Gdybym miała powiedzieć o czym jest ta krótka książka - na pewno nie wskazywałabym na starsze i nowsze historie pełne krwii i ponurych zakończeń. Faktycznie - takie było tło, to co można zobaczyć gołym okiem, zwykłe sprawozdanie. Lehane pozwala nam wejść głębiej, oderwać się od tego i dostrzec ludzi, relacje. Książka jest o samotności, miłości, winie, słabościach - współczesna przypowieść, która może nie zrobi na was piorunującego wrażenia, ale gdzieś tam się zagnieździ, będzie rosnąć i nie da o sobie zapomnieć. Może będzie to jeden obraz, jakaś emocja, ale zaręczam, że coś wam po lekturze zostanie.
Fanom Lenahe'a może w ksiażce czegoś brakować. Kwestia nastawienia - "Brudny szmal" jest inny niż pozostałe pozycje autora, ale jeśli zrezygnujecie z wyśrubowanych ( i jasno określonych) oczekiwań - na pewno się nie zawiedziecie. Ja również miałam z początku pewien kłopot, chciałam wcisnąć książkę w jakieś ramy, a ona kompletnie nie chciała się w nich zmieścić.To moja wina, absolutnie nie autora. Zachęcam do lektury, również osoby, które z Lahanem miały do czynienia tylko za pośrednictwem filmu, czy nie miały go kompletnie. W pokręcony sposób, ale jest tu esencja, to co sprawia, że przyciąga.

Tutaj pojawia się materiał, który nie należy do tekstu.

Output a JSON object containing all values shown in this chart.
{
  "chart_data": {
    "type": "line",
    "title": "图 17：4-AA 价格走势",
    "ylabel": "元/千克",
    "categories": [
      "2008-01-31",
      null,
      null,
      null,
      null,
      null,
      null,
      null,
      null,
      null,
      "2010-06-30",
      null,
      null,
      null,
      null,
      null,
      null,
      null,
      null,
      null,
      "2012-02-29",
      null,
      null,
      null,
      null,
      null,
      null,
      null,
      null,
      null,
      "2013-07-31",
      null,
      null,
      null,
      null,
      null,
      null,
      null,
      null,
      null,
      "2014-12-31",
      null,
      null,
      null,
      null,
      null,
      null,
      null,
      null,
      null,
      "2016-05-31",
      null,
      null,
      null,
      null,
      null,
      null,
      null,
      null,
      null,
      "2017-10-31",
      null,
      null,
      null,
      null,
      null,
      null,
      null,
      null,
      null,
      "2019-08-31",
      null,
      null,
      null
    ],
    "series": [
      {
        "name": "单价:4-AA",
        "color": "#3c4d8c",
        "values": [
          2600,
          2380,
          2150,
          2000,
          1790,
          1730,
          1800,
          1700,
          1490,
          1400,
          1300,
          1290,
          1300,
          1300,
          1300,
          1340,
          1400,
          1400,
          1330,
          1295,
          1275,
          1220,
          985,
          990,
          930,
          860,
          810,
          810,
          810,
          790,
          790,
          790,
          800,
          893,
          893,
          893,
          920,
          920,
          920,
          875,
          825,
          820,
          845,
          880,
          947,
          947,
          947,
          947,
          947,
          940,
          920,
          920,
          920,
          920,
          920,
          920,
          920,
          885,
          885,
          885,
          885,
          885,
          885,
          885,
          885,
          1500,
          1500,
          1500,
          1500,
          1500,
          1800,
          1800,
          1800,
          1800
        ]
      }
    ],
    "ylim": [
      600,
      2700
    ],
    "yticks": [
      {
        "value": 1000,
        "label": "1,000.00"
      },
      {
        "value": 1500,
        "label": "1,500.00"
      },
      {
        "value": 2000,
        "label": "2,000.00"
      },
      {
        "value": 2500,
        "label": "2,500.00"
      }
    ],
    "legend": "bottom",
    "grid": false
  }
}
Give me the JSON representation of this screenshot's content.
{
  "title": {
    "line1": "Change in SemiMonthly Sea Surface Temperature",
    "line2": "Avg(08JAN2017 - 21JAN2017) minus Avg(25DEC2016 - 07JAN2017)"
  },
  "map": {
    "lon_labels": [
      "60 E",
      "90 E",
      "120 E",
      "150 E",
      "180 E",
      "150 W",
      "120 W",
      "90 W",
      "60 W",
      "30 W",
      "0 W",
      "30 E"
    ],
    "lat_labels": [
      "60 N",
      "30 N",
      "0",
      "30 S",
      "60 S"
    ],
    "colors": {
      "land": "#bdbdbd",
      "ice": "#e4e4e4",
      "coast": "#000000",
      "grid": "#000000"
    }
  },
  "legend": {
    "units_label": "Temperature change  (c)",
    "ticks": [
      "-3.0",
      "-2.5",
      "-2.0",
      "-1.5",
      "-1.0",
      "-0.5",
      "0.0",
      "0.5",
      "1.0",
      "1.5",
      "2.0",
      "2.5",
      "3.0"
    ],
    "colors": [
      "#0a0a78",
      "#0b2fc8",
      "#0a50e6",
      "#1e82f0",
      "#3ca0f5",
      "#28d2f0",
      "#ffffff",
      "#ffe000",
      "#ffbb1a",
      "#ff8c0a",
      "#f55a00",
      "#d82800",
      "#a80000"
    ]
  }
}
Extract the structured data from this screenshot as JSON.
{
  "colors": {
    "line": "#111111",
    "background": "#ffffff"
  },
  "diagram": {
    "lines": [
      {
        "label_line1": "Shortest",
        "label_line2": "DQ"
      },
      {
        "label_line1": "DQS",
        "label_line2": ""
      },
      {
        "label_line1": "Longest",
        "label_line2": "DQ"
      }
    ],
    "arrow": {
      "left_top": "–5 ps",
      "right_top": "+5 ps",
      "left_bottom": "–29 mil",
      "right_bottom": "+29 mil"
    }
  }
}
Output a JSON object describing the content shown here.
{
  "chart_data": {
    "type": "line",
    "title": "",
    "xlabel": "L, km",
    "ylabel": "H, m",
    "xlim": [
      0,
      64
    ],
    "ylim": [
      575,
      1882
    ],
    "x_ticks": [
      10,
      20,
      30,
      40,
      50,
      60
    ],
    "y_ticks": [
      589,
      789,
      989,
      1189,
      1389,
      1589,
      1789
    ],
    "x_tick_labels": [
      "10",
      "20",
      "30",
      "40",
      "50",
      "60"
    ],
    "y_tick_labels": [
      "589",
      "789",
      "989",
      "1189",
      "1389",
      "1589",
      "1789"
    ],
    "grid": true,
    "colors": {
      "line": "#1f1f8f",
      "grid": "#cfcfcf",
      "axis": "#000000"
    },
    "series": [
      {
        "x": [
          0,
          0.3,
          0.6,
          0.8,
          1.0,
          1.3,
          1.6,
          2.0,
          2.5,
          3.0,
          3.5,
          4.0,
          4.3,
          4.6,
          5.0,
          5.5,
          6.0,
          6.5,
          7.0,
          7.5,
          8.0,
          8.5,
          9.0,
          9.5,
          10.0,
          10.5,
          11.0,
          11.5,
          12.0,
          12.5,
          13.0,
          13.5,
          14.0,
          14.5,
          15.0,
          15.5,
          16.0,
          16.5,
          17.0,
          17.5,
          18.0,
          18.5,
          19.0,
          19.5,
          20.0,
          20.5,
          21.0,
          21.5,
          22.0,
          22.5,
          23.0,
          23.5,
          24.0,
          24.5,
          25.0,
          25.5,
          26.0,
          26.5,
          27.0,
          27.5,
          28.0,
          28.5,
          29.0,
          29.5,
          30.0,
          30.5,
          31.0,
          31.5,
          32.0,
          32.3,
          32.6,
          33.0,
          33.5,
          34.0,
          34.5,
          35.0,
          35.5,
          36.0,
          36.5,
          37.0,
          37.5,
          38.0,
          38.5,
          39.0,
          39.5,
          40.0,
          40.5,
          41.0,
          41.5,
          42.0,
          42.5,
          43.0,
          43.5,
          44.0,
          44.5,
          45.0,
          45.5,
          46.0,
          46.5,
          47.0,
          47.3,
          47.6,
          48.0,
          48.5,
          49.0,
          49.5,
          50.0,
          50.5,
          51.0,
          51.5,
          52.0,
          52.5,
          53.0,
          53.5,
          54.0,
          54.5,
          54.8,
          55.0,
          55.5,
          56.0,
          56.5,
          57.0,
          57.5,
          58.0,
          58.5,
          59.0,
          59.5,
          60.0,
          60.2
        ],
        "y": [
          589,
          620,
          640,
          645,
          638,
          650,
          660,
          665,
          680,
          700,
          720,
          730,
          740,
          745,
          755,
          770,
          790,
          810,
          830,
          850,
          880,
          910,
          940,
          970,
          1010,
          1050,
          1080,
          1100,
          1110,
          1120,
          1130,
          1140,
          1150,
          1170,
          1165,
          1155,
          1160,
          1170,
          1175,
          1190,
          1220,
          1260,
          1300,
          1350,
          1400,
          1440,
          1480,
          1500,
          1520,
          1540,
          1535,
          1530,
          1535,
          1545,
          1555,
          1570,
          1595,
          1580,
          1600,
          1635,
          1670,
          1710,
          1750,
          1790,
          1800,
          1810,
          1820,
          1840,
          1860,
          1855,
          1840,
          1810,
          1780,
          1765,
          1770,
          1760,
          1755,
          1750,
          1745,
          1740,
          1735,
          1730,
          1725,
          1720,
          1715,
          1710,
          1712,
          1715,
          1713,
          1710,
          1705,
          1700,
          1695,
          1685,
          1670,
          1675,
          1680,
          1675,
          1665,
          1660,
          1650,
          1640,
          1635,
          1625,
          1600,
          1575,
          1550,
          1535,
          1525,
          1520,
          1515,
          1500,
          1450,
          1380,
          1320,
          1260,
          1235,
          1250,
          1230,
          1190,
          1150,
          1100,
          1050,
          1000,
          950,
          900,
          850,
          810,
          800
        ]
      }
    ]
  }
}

Bardzo cenię tego autora, po tej książce być może jeszcze bardziej. Uwielbiam język, senny klimat, alegoryczność i niezmiennie niedzisiejszych bohaterów jego powieści. Dla mnie to czysta rozrywka, nawet jeśli przypominam sobie słabsze powieści Lehane'a - i tak dobrze je wspominam. Po prostu do mnie trafia, porusza wrażliwe struny, angażuje. Polecam.
Ocena: 7+/10
Recenzja bierze udział w wyzwaniach:
Lubię Lehane'a i staram się czytać wszystkie jego książki. Po tą też na pewno sięgnę:)
OdpowiedzUsuńLehane jest o tyle ciekawy, że raczej trudno znaleźć jakąś charakterystyczną dla niego kliszę. Chyba między innymi za to go uwielbiam. O jakich słabszych powieściach myślałaś, bo na dotychczasowo przeczytanych jeszcze nie zdarzyło mi się zwieść?
OdpowiedzUsuńKońcówka serii Kenzie/Gennaro była moim zdaniem troszkę słabsza, niż wcześniejsze tomy. Również ta pozycja może wydać się blada w zestawieniu z całą twórczością, ale ma w sobie coś, czego nie zapomnę.
UsuńDopiero będę zaczynać znajomość z książkami Lehane'a, więc jeszcze nie wiem, czego oczekiwać i czego się spodziewać. Nie wiem też czy zacznę od "Brudnego szmalu", ale dobrze wiedzieć, że akurat ta powieść jest trochę inna od reszty.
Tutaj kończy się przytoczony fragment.